Renewed activity among housebuilders spurred the first rise in construction output for seven months in May, raising hopes that the sector’s slump may be easing.
The fastest increase in housebuilding work seen for more than two years lifted the closely-watched construction purchasing managers’ index (PMI) to a reading of 50.8 last month, just above the 50 level that separates growth from contraction.
That was the first positive construction PMI since October and followed a 49.4 reading in April, confounding economists’ expectations of only a slight improvement.
Howard Archer, chief UK and European economist at IHS Global Insight, said: “Construction companies will be fervently hoping that both the economy and the housing market see sustained improvement over the coming months, even if only limited, and that this stimulates building work.”

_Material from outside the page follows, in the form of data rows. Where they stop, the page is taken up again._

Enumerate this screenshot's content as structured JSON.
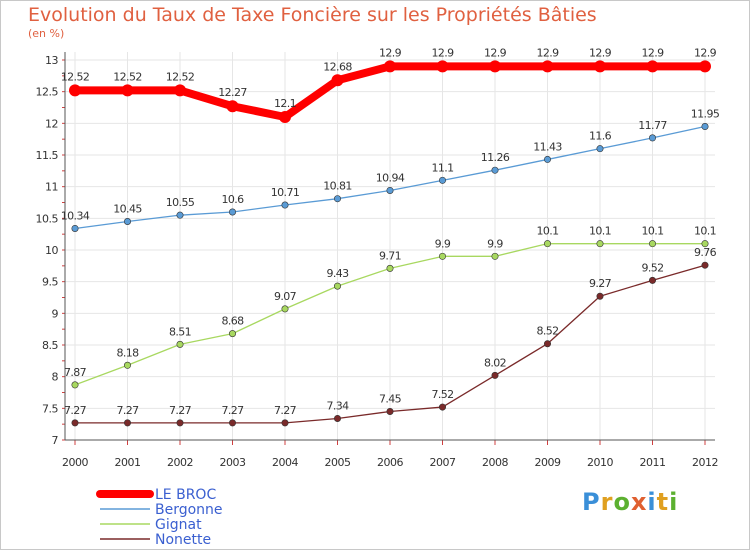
{
  "title": "Evolution du Taux de Taxe Foncière sur les Propriétés Bâties",
  "unit_label": "(en %)",
  "brand": "Proxiti",
  "chart_data": {
    "type": "line",
    "x": [
      "2000",
      "2001",
      "2002",
      "2003",
      "2004",
      "2005",
      "2006",
      "2007",
      "2008",
      "2009",
      "2010",
      "2011",
      "2012"
    ],
    "ylim": [
      7,
      13
    ],
    "yticks": [
      "7",
      "7.5",
      "8",
      "8.5",
      "9",
      "9.5",
      "10",
      "10.5",
      "11",
      "11.5",
      "12",
      "12.5",
      "13"
    ],
    "grid": true,
    "legend_position": "bottom-left",
    "series": [
      {
        "name": "LE BROC",
        "color": "#ff0000",
        "values": [
          12.52,
          12.52,
          12.52,
          12.27,
          12.1,
          12.68,
          12.9,
          12.9,
          12.9,
          12.9,
          12.9,
          12.9,
          12.9
        ],
        "labels": [
          "12.52",
          "12.52",
          "12.52",
          "12.27",
          "12.1",
          "12.68",
          "12.9",
          "12.9",
          "12.9",
          "12.9",
          "12.9",
          "12.9",
          "12.9"
        ]
      },
      {
        "name": "Bergonne",
        "color": "#5a9bd5",
        "values": [
          10.34,
          10.45,
          10.55,
          10.6,
          10.71,
          10.81,
          10.94,
          11.1,
          11.26,
          11.43,
          11.6,
          11.77,
          11.95
        ],
        "labels": [
          "10.34",
          "10.45",
          "10.55",
          "10.6",
          "10.71",
          "10.81",
          "10.94",
          "11.1",
          "11.26",
          "11.43",
          "11.6",
          "11.77",
          "11.95"
        ]
      },
      {
        "name": "Gignat",
        "color": "#a8d860",
        "values": [
          7.87,
          8.18,
          8.51,
          8.68,
          9.07,
          9.43,
          9.71,
          9.9,
          9.9,
          10.1,
          10.1,
          10.1,
          10.1
        ],
        "labels": [
          "7.87",
          "8.18",
          "8.51",
          "8.68",
          "9.07",
          "9.43",
          "9.71",
          "9.9",
          "9.9",
          "10.1",
          "10.1",
          "10.1",
          "10.1"
        ]
      },
      {
        "name": "Nonette",
        "color": "#7a2a2a",
        "values": [
          7.27,
          7.27,
          7.27,
          7.27,
          7.27,
          7.34,
          7.45,
          7.52,
          8.02,
          8.52,
          9.27,
          9.52,
          9.76
        ],
        "labels": [
          "7.27",
          "7.27",
          "7.27",
          "7.27",
          "7.27",
          "7.34",
          "7.45",
          "7.52",
          "8.02",
          "8.52",
          "9.27",
          "9.52",
          "9.76"
        ]
      }
    ]
  }
}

Although housebuilding has been boosted by UK government stimulus measures, the survey pointed to another fall in commercial building and civil engineering, where spending is drying up.
Tim Moore, senior economist at Markit, said construction appears to have “finally pulled out of a tailspin”, but the sector is “worryingly reliant on residential building work for thrust”.
The growth in construction output follows an uplift in manufacturing activity, adding to hopes the two sectors may soon begin contributing to the economic recovery. The UK economy grew 0.3 per cent in the first quarter, driven by the dominant services sector, and the Bank of England expects growth to increase to 0.5 per cent in Q2.